Tropical Storm Bill, the second named storm to hit the US in the 2015 Atlantic hurricane season, will probably cause flooding in Texas, warns AIR Worldwide.
The catastrophe risk modeler issued the warning yesterday after the storm made landfall at Matagorda Island, Texas, between Houston and Corpus Christi.
Bill is the second storm after Tropical Storm Ana, which made landfall on the East Coast in May.
As of early this morning, track maps indicate that Bill is headed for additional areas in Texas, as well as Oklahoma, Arkansas, and Missouri.
“Flash flood threats will be greatest in Texas Tuesday through Thursday morning, expanding to Oklahoma, western Arkansas, and southwest Missouri from Wednesday through early Friday,” said AIR Worldwide.
AIR Worldwide noted that at risk areas experienced record rainfall and flooding in early May of this year, potentially increasing their likelihood of flooding due to high water levels and ground saturation.
Significant rainfalls are accumulating over part of Texas and a 2.5 foot storm surge is already being measured, noted the cat risk modelling firm.
“Damage reports thus far have been limited and mostly related to flooding. At least a foot of water covered areas along FM 2031 south of Matagorda, and Highway 87 was closed early Tuesday morning from Gilchrist to Highway 124 on the east edge of the Bolivar Peninsula due to debris on the road,” said AIR Worldwide.

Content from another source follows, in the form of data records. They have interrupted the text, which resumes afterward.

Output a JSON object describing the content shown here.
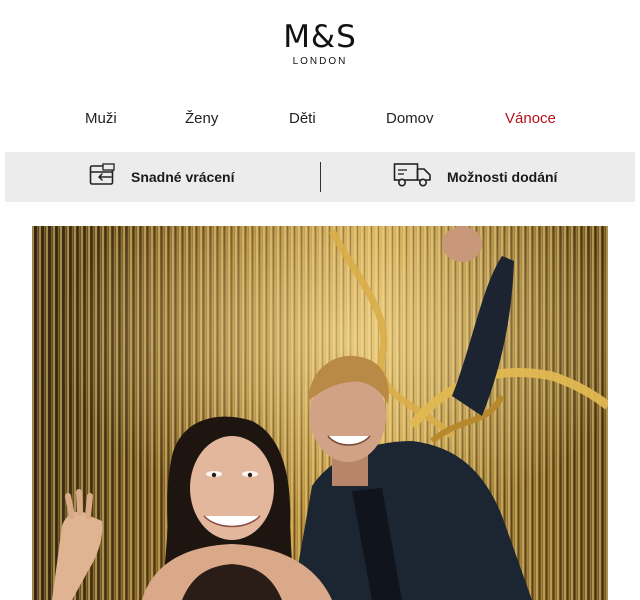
{
  "brand": {
    "name": "M&S",
    "subtitle": "LONDON"
  },
  "nav": {
    "items": [
      {
        "label": "Muži"
      },
      {
        "label": "Ženy"
      },
      {
        "label": "Děti"
      },
      {
        "label": "Domov"
      },
      {
        "label": "Vánoce"
      }
    ],
    "accent_color": "#b5121b"
  },
  "benefits": {
    "returns_label": "Snadné vrácení",
    "returns_icon": "returns-box-icon",
    "delivery_label": "Možnosti dodání",
    "delivery_icon": "delivery-truck-icon",
    "background": "#ececec"
  },
  "hero": {
    "image": "christmas-party-photo",
    "palette": [
      "#c89a3a",
      "#7a5a1e",
      "#2a1f14",
      "#e8c879"
    ]
  }
}
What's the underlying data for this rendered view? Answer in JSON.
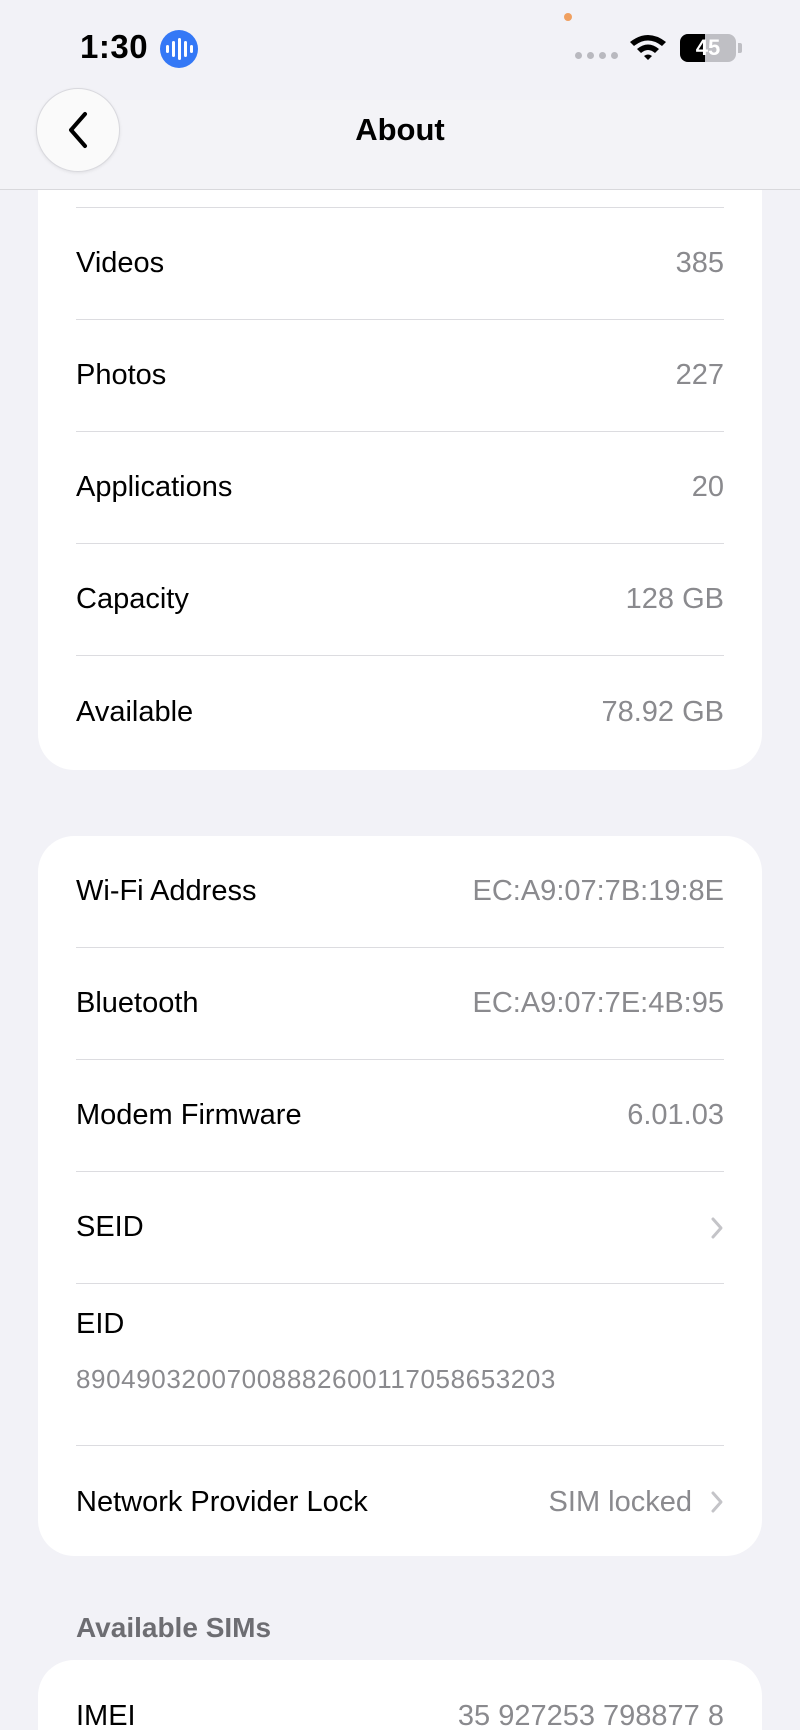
{
  "status_bar": {
    "time": "1:30",
    "battery_percent": "45",
    "battery_level": 0.45
  },
  "nav": {
    "title": "About",
    "back_icon": "chevron-left-icon"
  },
  "storage_rows": [
    {
      "label": "Videos",
      "value": "385"
    },
    {
      "label": "Photos",
      "value": "227"
    },
    {
      "label": "Applications",
      "value": "20"
    },
    {
      "label": "Capacity",
      "value": "128 GB"
    },
    {
      "label": "Available",
      "value": "78.92 GB"
    }
  ],
  "network_rows": [
    {
      "label": "Wi-Fi Address",
      "value": "EC:A9:07:7B:19:8E"
    },
    {
      "label": "Bluetooth",
      "value": "EC:A9:07:7E:4B:95"
    },
    {
      "label": "Modem Firmware",
      "value": "6.01.03"
    },
    {
      "label": "SEID",
      "value": ""
    }
  ],
  "eid": {
    "label": "EID",
    "value": "89049032007008882600117058653203"
  },
  "network_lock": {
    "label": "Network Provider Lock",
    "value": "SIM locked"
  },
  "sims": {
    "header": "Available SIMs",
    "imei_label": "IMEI",
    "imei_value": "35 927253 798877 8"
  },
  "colors": {
    "background": "#f2f2f7",
    "card": "#ffffff",
    "secondary_text": "#8a8a8e",
    "siri_blue": "#3478f6"
  }
}
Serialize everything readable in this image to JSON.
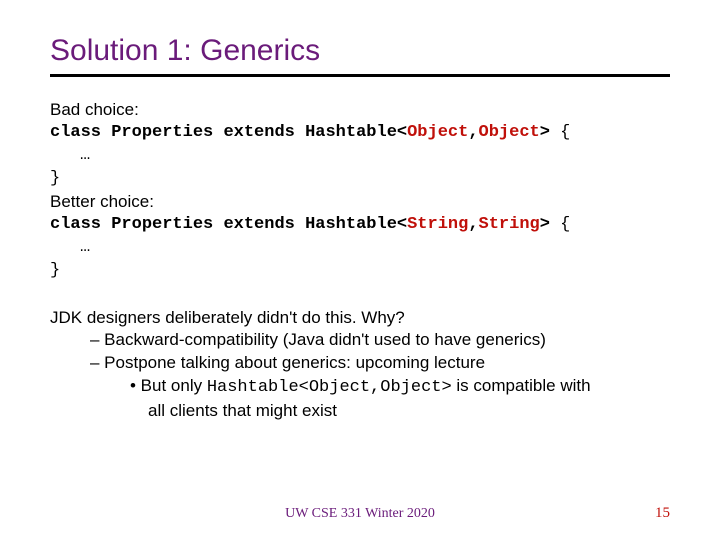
{
  "title": "Solution 1:  Generics",
  "bad_label": "Bad choice:",
  "code_class": "class",
  "code_props": "Properties",
  "code_extends": "extends",
  "code_hash": "Hashtable",
  "lt": "<",
  "gt": ">",
  "comma": ",",
  "obj": "Object",
  "str": "String",
  "brace_open": " {",
  "ellipsis": "…",
  "brace_close": "}",
  "better_label": "Better choice:",
  "jdk_line": "JDK designers deliberately didn't do this.  Why?",
  "bullet1": "–  Backward-compatibility (Java didn't used to have generics)",
  "bullet2": "–  Postpone talking about generics: upcoming lecture",
  "bullet3_pre": "•  But only ",
  "bullet3_code": "Hashtable<Object,Object>",
  "bullet3_post": " is compatible with",
  "bullet3_cont": "all clients that might exist",
  "footer": "UW CSE 331 Winter 2020",
  "pagenum": "15"
}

“Galveston County emergency management reported yards were flooded in parts of Hitchcock and Bayou Vista, across the bay from Galveston Island. The water level at Port Lavaca, Texas, was more than 3 feet above normal early Tuesday afternoon. Residents have been asked to evacuate from low-lying coastal areas, and schools in the Houston region are closed. The most serious impact from Bill is expected to be torrential rain and additional flash flooding/river flooding in parts of Texas, Oklahoma, Arkansas, and Missouri,” added the firm.
According to AIR, although Bill has made landfall, impacts will continue as the system dissipates and its remnants continue inland and northward this week. Average rainfall for portions of Texas will be 3–6 inches, but there could be as much as 12 inches in some areas near Austin.
“Widespread 3–5 inch rain totals can be expected, with locally much higher amounts likely where rain bands remain stationary or train over the same areas. Rain rates of 2–4 inches per hour at times are possible. Storm surge of 2–4 feet in Texas and 1–2 feet in Louisiana is also anticipated,” said the catastrophe modeller.
“AIR is continuing to monitor the situation and will provide additional information as warranted,” added the firm.